Immediate vs. delayed fields
Not all report data is available at the same time. Understanding the timing helps you build robust integrations:
| Timing | Fields | How to receive |
|---|---|---|
| Immediate (on session complete) | transcript, aiAnalysis, location, device, lang | session.status webhook or GET /sessions/:id |
| Delayed (5–20s after complete) | nodeReports, videoAIAnalysis | analysis.video / analysis.screenshot webhooks, or poll GET /sessions/:id |
| Media (varies) | User photo, document photo, user video | media.* webhook events with signed download URLs |
Media URLs in webhook payloads are signed and expire after 15 minutes. Download and store any media you need for permanent access immediately upon receipt.
Interpreting outcomes
The report gives you raw signals. How you interpret them depends on your use case:
- Pass/fail decisions — Check node reports for the outcomes you care about. If
liveness_detectionresolved tolivenessDetectedandface_scanresolved topassed, the user is verified. - Risk scoring — Combine AI analysis confidence levels, location data, and device signals to compute a risk score in your system.
- Audit and compliance — Store the full transcript, node reports, and media for regulatory records.
- Escalation — Route sessions with ambiguous outcomes (e.g., low face-match confidence) to human review.
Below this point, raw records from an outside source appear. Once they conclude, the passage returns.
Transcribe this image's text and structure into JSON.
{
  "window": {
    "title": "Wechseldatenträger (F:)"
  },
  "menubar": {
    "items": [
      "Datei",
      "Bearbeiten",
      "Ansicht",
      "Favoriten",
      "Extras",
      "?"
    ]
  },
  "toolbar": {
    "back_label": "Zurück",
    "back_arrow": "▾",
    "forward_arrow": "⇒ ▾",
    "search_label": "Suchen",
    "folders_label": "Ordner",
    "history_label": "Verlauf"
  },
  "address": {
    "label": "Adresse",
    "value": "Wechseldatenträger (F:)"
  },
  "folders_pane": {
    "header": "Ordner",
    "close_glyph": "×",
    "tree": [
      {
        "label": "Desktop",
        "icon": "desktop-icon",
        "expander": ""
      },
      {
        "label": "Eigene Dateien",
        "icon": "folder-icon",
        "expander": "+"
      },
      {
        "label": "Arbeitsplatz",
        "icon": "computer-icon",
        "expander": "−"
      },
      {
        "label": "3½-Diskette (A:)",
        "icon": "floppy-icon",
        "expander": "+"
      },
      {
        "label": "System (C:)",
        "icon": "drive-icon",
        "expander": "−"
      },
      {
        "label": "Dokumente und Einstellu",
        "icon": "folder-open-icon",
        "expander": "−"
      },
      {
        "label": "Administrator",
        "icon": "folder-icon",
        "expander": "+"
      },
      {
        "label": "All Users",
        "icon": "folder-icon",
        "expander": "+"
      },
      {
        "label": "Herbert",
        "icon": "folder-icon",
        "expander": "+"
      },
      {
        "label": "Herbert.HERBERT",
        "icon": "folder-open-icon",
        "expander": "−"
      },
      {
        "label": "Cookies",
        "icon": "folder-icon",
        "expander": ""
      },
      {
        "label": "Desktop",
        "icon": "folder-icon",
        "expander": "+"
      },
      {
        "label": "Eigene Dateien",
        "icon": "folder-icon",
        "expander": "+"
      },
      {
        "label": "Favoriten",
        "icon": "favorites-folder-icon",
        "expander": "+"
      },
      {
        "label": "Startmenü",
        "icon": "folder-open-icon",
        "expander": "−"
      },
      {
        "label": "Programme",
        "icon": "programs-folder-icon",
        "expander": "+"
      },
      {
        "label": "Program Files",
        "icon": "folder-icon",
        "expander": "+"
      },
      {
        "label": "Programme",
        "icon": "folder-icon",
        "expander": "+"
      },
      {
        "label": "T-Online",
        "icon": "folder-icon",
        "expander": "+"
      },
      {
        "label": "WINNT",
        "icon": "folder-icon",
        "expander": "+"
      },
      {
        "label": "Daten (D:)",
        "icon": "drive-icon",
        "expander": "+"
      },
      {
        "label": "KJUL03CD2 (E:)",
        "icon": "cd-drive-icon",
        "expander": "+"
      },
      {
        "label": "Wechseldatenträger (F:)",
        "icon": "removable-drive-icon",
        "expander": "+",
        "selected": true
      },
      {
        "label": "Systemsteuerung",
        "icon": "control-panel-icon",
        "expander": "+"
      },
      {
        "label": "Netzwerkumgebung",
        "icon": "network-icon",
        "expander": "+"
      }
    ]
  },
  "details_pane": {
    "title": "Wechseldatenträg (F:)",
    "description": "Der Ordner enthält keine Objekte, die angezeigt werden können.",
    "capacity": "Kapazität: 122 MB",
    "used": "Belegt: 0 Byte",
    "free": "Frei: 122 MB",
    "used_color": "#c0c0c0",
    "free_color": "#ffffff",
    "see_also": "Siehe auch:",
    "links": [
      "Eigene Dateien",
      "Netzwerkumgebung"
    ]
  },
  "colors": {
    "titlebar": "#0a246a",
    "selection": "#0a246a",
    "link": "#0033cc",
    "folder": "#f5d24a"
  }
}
FaceSign provides the data; your application owns the decision logic.
How to receive results
Webhooks (recommended). FaceSign sends HTTP POST events to your webhook endpoint as the session progresses. The session.status event fires on every status transition. Media and analysis events fire as those artifacts become available. Webhooks are the best approach for production — real-time, no polling.
Polling. Call GET /sessions/:id to fetch the current session state at any time. Useful for debugging, one-off checks, or as a fallback if your webhook endpoint is temporarily unavailable.